In fact, it was only a few months ago that Obama was campaigning on a deficit reduction platform of $2.50 in cuts for every $1 in additional revenue. (Funny how liberals only seem to remember the tax-hike portion of Obama’s “mandate.”)
Yet, just days after the GOP signed off on a fiscal cliff deal that traded $1 in spending cuts for every $41 in tax increases, all the while increasing spending by $330 billion, President Obama demanded even more “balance” in future deficit reduction proposals.
If the deal Obama signed this month was unbalanced in favor of spending cuts and the pocketbooks of “millionaires and billionaires,” I’d hate to see what additional “balance” looks like in the Left’s Bizarro World. Forget Obama’s campaign pleas to return to Clinton-era tax rates. We now have the most progressive tax-code since 1979, when Jimmy Carter was president. And Obama wants the law to be even more progressive. (Cue ironic Obama-esque reference to the “failed policies of the past.”)
As if the President’s new found ignorance of the nation’s spending problems weren’t strange enough, Obama’s justification for ignoring the GOP in the coming debt ceiling debate is even more eccentric. According to him, it’s all Congress’s fault!
“One thing I will not compromise over is whether or not Congress should pay the tab for a bill they’ve already racked up,” exclaimed an assertive Obama in his weekly address.
Most former constitutional law professors are probably aware that any bill passed by Congress doesn’t become law without the President’s signature.

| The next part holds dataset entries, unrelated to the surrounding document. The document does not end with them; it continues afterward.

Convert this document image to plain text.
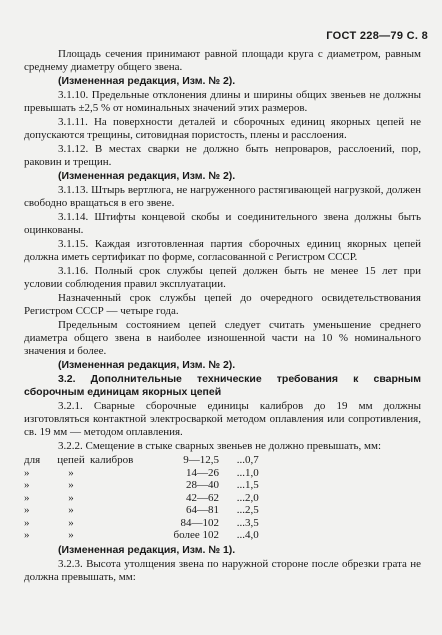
ГОСТ 228—79 С. 8
Площадь сечения принимают равной площади круга с диаметром, равным среднему диаметру общего звена.
(Измененная редакция, Изм. № 2).
3.1.10. Предельные отклонения длины и ширины общих звеньев не должны превышать ±2,5 % от номинальных значений этих размеров.
3.1.11. На поверхности деталей и сборочных единиц якорных цепей не допускаются трещины, ситовидная пористость, плены и расслоения.
3.1.12. В местах сварки не должно быть непроваров, расслоений, пор, раковин и трещин.
(Измененная редакция, Изм. № 2).
3.1.13. Штырь вертлюга, не нагруженного растягивающей нагрузкой, должен свободно вращаться в его звене.
3.1.14. Штифты концевой скобы и соединительного звена должны быть оцинкованы.
3.1.15. Каждая изготовленная партия сборочных единиц якорных цепей должна иметь сертификат по форме, согласованной с Регистром СССР.
3.1.16. Полный срок службы цепей должен быть не менее 15 лет при условии соблюдения правил эксплуатации.
Назначенный срок службы цепей до очередного освидетельствования Регистром СССР — четыре года.
Предельным состоянием цепей следует считать уменьшение среднего диаметра общего звена в наиболее изношенной части на 10 % номинального значения и более.
(Измененная редакция, Изм. № 2).
3.2. Дополнительные технические требования к сварным сборочным единицам якорных цепей
3.2.1. Сварные сборочные единицы калибров до 19 мм должны изготовляться контактной электросваркой методом оплавления или сопротивления, св. 19 мм — методом оплавления.
3.2.2. Смещение в стыке сварных звеньев не должно превышать, мм:
для	цепей	калибров	9—12,5	...	0,7
»	»		14—26	...	1,0
»	»		28—40	...	1,5
»	»		42—62	...	2,0
»	»		64—81	...	2,5
»	»		84—102	...	3,5
»	»		более 102	...	4,0
(Измененная редакция, Изм. № 1).
3.2.3. Высота утолщения звена по наружной стороне после обрезки грата не должна превышать, мм:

That includes the President’s failed $831 billion stimulus bill (which cost more than the nearly decade-long war in Iraq). The $5.2 trillion in accumulated debt during the past four years also required Obama’s signature, whether he wants to admit it or not.
Ignore spending? Raise taxes on 77 percent of Americans? Refuse to speak to the other party? Doesn’t sound like the electoral mandate I observed in 2012. Then again, I live in the real world.